You can also parallize this using GNU parallel or rush.

cat barcodes.txt | parallel 'seqkit grep -s -i -p {} read_1.fq.gz -o read_1.{}.fq.gz'

cat barcodes.txt | rush 'seqkit grep -s -i -p {} read_1.fq.gz -o read_1.{}.fq.gz'

BBmap can also do this, and it allows mismatch.

score 2 · Accepted Answer · 2017-03-14

Sounds to me like you are trying to demultiplex this data file.You can use demuxbyname.sh from BBMap suite to do that.

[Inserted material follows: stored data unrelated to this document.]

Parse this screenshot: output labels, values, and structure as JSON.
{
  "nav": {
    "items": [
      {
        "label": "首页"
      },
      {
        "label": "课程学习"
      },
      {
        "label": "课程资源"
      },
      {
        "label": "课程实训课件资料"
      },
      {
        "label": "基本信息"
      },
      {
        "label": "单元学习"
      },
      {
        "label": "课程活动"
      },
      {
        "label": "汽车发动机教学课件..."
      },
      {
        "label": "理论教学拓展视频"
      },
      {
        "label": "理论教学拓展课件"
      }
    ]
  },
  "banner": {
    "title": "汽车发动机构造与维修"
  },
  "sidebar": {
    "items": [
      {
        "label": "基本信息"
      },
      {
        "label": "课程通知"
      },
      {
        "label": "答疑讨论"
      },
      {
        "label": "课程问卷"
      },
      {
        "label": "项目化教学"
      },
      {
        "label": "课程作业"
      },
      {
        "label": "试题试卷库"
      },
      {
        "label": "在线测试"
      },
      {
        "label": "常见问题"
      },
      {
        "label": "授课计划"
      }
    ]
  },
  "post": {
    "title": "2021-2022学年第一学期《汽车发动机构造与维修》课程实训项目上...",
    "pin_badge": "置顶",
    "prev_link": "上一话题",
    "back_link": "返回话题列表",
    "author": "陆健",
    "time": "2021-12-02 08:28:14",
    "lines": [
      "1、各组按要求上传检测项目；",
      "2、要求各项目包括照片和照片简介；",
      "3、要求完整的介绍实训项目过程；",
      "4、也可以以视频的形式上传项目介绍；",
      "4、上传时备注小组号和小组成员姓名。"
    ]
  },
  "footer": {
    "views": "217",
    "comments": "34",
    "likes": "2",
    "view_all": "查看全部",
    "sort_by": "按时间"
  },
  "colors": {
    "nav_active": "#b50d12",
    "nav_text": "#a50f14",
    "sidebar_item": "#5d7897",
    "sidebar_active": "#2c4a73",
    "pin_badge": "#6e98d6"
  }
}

demuxbyname.sh in=r#.fq.gz out=out_%_#.fq.gz prefixmode=f names=GGACTCCT+GCGATCTA,TAAGGCGA+TCTACTCT,... outu=filename

"names=" can also be a text file with one barcode per line (in exactly the format found in the read header). You do have to include all of the expected barcodes, though.

In the output filename, the "%" symbol gets replaced by the barcode; in both the input and output names, the "#" symbol gets replaced by 1 or 2 for read 1 or read 2. It's optional, though; you can leave it out for interleaved input/output, or specify in1=, in2=, out1=, out2= if you want custom naming.